锥形分布板射流流化床CFD模拟及参数分析

CFD SIMULATION OF THE JETTING FLUIDIZED BED AND ANALYSIS OF MODEL PARAMETERS

采用双流体模型结合颗粒动力学理论,对锥形分布板射流流化床内气固流动行为进行了三维的计算流体力学(CFD)模拟研究,系统分析了曳力模型、恢复系数和颗粒间摩擦力对射流流化床膨胀高度和气泡动力学行为的影响.结果表明,Syamlal-O’Brien和Gidaspow曳力模型低估了床内实际曳力,从而导致模拟膨胀高度低于实验值,而Modified Syamlal-O’Brien曳力模型能更好地预测床内实际曳力,计算结果与实验值吻合得较好;恢复系数对于射流流化床内气泡动力学行为有着重要影响,气泡的大小、上升速率和产生频率均随着恢复系数的增加而减小;颗粒间的摩擦力也是影响床层膨胀高度和床内气泡产生的重要因素.

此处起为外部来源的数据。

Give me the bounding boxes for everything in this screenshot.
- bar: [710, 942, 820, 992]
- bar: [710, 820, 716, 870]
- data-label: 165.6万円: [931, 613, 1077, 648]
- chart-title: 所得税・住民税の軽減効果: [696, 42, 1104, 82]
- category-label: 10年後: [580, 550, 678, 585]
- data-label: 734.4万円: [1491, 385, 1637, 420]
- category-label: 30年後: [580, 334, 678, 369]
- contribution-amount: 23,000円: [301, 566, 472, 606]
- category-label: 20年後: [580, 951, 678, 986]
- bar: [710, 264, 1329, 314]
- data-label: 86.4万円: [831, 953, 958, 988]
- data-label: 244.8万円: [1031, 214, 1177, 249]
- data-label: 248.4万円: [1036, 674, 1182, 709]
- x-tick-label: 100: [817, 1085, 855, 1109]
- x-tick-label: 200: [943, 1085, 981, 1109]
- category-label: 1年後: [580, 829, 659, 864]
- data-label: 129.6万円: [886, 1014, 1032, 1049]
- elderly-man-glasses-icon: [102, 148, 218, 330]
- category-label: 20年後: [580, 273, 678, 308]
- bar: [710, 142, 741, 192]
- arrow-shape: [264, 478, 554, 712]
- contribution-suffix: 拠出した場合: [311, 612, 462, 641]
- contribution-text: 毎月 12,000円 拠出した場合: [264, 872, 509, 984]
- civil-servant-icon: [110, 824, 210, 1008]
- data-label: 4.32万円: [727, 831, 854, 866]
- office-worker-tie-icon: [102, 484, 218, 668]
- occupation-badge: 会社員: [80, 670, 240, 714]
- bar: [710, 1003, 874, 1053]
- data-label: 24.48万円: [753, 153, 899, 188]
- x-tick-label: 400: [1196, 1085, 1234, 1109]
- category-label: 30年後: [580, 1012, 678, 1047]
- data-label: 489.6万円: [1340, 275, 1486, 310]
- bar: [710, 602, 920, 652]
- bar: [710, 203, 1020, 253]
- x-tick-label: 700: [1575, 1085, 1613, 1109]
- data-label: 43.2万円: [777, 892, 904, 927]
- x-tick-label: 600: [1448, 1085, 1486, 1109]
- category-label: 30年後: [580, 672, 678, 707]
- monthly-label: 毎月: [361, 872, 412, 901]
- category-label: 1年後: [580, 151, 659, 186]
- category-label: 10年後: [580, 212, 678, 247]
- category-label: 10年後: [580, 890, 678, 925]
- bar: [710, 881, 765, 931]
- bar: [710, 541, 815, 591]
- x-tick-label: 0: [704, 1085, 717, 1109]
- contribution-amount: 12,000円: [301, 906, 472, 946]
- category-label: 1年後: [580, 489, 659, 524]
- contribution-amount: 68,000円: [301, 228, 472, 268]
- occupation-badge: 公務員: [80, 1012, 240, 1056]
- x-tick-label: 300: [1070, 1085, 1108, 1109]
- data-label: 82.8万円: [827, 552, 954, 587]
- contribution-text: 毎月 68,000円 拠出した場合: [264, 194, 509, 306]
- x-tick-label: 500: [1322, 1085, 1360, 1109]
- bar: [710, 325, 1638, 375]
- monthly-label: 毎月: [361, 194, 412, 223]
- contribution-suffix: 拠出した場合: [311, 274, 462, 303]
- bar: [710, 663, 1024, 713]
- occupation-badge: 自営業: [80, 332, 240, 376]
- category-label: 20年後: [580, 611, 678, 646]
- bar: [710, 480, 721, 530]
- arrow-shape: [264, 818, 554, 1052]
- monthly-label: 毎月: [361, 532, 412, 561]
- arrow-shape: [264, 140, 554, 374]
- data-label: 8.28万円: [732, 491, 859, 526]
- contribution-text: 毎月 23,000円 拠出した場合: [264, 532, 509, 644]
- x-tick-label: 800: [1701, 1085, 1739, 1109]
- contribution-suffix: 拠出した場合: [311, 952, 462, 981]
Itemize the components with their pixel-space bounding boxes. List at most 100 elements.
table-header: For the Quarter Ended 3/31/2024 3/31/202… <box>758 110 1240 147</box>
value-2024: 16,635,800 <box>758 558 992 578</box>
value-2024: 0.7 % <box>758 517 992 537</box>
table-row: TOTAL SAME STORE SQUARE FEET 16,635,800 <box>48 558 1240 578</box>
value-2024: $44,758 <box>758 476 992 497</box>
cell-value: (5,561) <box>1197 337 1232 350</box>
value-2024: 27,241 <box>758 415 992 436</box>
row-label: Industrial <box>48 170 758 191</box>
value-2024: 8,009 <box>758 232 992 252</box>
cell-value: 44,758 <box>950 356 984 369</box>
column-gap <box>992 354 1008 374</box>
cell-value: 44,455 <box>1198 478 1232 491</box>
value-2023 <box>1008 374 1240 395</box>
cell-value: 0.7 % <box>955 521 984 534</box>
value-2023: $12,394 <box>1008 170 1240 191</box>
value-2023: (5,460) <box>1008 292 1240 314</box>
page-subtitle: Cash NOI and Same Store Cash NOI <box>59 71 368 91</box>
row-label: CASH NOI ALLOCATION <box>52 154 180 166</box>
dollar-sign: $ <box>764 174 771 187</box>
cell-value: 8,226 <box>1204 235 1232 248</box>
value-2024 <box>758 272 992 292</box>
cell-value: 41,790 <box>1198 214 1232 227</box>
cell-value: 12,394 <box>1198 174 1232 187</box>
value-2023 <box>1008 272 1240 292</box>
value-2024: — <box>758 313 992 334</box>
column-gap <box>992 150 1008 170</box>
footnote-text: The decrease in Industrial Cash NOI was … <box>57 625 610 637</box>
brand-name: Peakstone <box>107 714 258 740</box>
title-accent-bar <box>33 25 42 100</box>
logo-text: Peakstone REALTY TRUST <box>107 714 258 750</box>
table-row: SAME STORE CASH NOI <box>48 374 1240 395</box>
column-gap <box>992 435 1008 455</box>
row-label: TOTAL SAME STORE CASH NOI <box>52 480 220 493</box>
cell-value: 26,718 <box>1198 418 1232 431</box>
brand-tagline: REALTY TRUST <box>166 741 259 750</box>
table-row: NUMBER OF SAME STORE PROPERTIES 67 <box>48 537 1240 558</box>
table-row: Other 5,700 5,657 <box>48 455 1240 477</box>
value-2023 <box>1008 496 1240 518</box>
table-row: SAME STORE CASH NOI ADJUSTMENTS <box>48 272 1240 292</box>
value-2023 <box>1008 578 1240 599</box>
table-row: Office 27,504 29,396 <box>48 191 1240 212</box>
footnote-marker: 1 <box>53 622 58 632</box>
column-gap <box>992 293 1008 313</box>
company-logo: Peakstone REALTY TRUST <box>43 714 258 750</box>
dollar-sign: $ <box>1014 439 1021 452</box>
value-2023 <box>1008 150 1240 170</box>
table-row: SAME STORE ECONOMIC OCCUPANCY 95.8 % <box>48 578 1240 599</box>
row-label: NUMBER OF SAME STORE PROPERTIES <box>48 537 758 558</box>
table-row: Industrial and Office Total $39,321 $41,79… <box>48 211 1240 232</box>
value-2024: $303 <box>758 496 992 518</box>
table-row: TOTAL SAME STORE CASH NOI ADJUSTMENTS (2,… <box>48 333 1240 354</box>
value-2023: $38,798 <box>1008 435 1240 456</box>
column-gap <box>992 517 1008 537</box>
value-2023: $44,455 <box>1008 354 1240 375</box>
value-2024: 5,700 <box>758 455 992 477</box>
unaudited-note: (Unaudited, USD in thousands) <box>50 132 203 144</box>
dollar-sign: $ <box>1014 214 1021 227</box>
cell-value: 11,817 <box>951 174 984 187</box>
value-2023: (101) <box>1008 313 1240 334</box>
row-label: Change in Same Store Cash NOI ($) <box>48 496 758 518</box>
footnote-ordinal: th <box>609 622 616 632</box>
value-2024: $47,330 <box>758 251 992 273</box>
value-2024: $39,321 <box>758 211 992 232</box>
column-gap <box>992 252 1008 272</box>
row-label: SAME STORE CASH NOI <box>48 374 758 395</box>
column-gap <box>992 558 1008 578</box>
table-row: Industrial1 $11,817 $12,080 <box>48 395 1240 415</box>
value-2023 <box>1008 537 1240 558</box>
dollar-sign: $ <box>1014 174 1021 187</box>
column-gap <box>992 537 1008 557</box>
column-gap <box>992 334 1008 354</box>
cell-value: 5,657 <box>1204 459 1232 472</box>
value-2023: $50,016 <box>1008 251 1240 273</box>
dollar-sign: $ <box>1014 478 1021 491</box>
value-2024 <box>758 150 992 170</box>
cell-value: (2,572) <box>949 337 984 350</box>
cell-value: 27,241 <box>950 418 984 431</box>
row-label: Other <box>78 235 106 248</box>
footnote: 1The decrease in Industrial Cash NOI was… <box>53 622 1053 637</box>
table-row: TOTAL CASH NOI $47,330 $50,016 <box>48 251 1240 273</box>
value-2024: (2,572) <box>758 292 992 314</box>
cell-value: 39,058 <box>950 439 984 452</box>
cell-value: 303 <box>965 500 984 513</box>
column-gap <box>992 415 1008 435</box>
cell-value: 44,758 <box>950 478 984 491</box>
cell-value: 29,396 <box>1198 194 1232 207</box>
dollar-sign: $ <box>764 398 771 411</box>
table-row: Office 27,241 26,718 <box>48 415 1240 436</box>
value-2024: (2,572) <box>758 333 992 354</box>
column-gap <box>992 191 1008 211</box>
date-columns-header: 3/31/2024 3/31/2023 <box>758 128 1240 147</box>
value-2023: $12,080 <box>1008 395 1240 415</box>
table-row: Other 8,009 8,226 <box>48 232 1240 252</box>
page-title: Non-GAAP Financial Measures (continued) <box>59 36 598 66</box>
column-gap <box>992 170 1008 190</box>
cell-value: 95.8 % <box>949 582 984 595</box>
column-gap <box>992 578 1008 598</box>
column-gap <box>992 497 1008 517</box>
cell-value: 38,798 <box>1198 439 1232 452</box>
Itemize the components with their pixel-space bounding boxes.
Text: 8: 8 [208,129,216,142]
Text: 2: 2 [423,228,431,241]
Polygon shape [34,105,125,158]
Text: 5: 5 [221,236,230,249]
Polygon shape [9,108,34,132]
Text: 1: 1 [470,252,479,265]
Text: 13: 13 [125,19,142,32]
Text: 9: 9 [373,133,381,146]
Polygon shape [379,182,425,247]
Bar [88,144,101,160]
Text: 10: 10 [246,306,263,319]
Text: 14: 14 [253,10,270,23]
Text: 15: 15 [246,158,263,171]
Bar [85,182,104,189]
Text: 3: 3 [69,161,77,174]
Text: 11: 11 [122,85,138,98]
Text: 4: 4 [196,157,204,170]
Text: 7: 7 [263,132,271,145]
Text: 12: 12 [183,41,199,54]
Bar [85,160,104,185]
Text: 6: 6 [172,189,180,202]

A 3D CFD（computational fluid dynamics） simulation were conducted by the combining TFM（two fluid model） and KTGF（kinetic theory of granular flow） on the gas-solidflow behaviors in a jetting fluidized bed with conical distributor. The effects of the gas-solid drag force, the restitution coefficient of particle collision, the frictional stresses between particles on the bed expansion ratio and the bubble dynamics were evaluated by comparison with the experimental data. In the present research work, drag models of Gidaspow and Syamlal-O＇Brien underestimated the gas-solid drag force and predicted a smaller bed expansion in comparison to the corresponding experimental data. However, the modified Syamlal-O＇ Brien drag model based on the minimum fluidization conditions can improve the simulated results to accurately predict the bed expansion. The restitution coefficient of particle collision has a significant effect on the bubble dynamics in the fluidized bed. The larger restitution coefficient can decrease the energy dissipation leading to the smaller bubble size, the slower rise velocity and the less bubble frequency. The frictional stresses play an important role in the particle interaction in the region of high solid fraction. Without the effect of frictional stresses, the less particle interaction may reduce the momentum exchange between particles leading to the higher maximum solid packing, the smaller and less bubble, and the lower bed expansion.